La cour administrative de Bordeaux quant à elle a pu juger dans un arrêt du 30 janvier 2024 que le mécanisme de compensation institué à Bordeaux « s’il est de nature à rendre plus difficile la location de courte durée dans le cœur historique de Bordeaux (…) contribue à maintenir le caractère résidentiel du centre-ville, davantage sollicité pour la location de courte durée ».

Rappelons que parallèlement la Cour de cassation a récemment relâché la pression sur les copropriétaires dans un arrêt du 25 janvier 2024.

La proposition de loi dite LE MEUR visant à remédier aux déséquilibres du marché locatif (adoptée par l'Assemblée nationale le 29 janvier dernier) devrait également apporter sa contribution à l'édifice. 

 

Copropriété : La location de courte durée n’a pas forcément un caractère commercial

La troisième chambre civile de la Cour de cassation, dans un arrêt du 25 janvier 2024, n°22-21.455, vient de rendre une décision faisant évoluer la jurisprudence sur les conséquences de la pratique de la location meublée touristique de courte durée dans un immeuble à destination dite d’habitation bourgeoise.

En présence d’une telle clause, la nature juridique de l’activité, civile ou commerciale selon les cas, est évidemment au cœur des débats afin de déterminer si elle peut être exercée au sein de la copropriété.

Sur ce point, la Haute Cour vient de confirmer l’analyse des juges du fond (ici la Cour d’appel de Chambéry) en retenant : « que l’activité exercée dans l’immeuble n’était accompagnée d’aucune prestation de services accessoires ou seulement de prestations mineures ne revêtant pas le caractère d’un service para-hôtelier, la cour d’appel en a exactement déduit que cette activité n’était pas de nature commerciale ».

La position adoptée par la Cour de cassation nous rappelle ici celle récemment adoptée par le tribunal judiciaire de Nice (cf. notre actualité du 22/09/2023).

A titre surabondant, le Cour en profite pour rappeler que le régime fiscal applicable aux revenus perçus dans le cadre de ces locations est inopérant pour emporter la qualification commerciale.

Copropriété/Transaction : Opposabilité du modificatif non publié

Un acquéreur qui est informé dans son acte d’achat des restrictions votées par l’assemblée générale avant son acquisition peut-il opposer à la copropriété la non-publication du modificatif au fichier immobilier ?

En l’espèce aux termes d’une assemblée générale les copropriétaires ont décidé d’interdire l’exploitation dans les locaux commerciaux des activités à usage de bar, restaurants, boîtes de nuit ou toute activité de ce type ; or ce modificatif au règlement de copropriété n’avait fait l’objet d’aucune publication à la date d’acquisition. 

La Cour de cassation, dans un arrêt du 12 octobre 2023 n°22-17918, affirme que la SCI qui avait signé l’acte de vente en ayant connaissance de la restriction apportée à la destination de son lot, l’avait ainsi ratifiée.
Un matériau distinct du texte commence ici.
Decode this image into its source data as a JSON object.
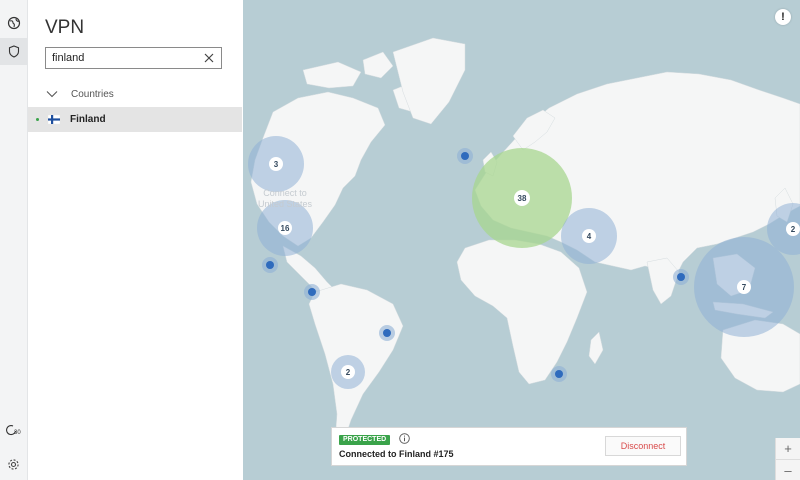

La cour d’appel a pu en déduire que sa demande d’autorisation de travaux visant à permettre une activité de restauration interdite devait être rejetée.

Transaction : Nullité de deux mandats de vente avec le même numéro ?

On le sait la jurisprudence est très rigoureuse sur le formalisme du mandat Hoguet et de sa numérotation au registre. Dans un arrêt empreint d’un étonnant pragmatisme, la cour d’appel de Lyon le 14 septembre 2023 n°21-00647, a jugé que deux mandats conclus à quelques jours d’intervalle sur un même bien et portant le même numéro ne sont pas nécessairement nuls.

Dans cette espèce les magistrats relèvent que les deux mandats sont conclus à quelques jours d’intervalle sur le même bien et aux mêmes conditions, excepté une baisse de prix.

La cour fait droit à l’argumentation de l’agence ERA considérant que le second mandat aurait pu être conclu sous forme d’un avenant dont l’enregistrement n’est nullement obligatoire en l’état des textes et de la jurisprudence.

C’est pourquoi, en l’absence de toute irrégularité qui justifierait l’annulation de l’un quelconque des mandats, la demande de nullité est rejetée et l’agence peut prétendre à ses honoraires.

Il n'est pas certain que la Cour de cassation suivrait la même analyse, cette décision a toutefois le mérite d'exister et d'être pleine de bon sens.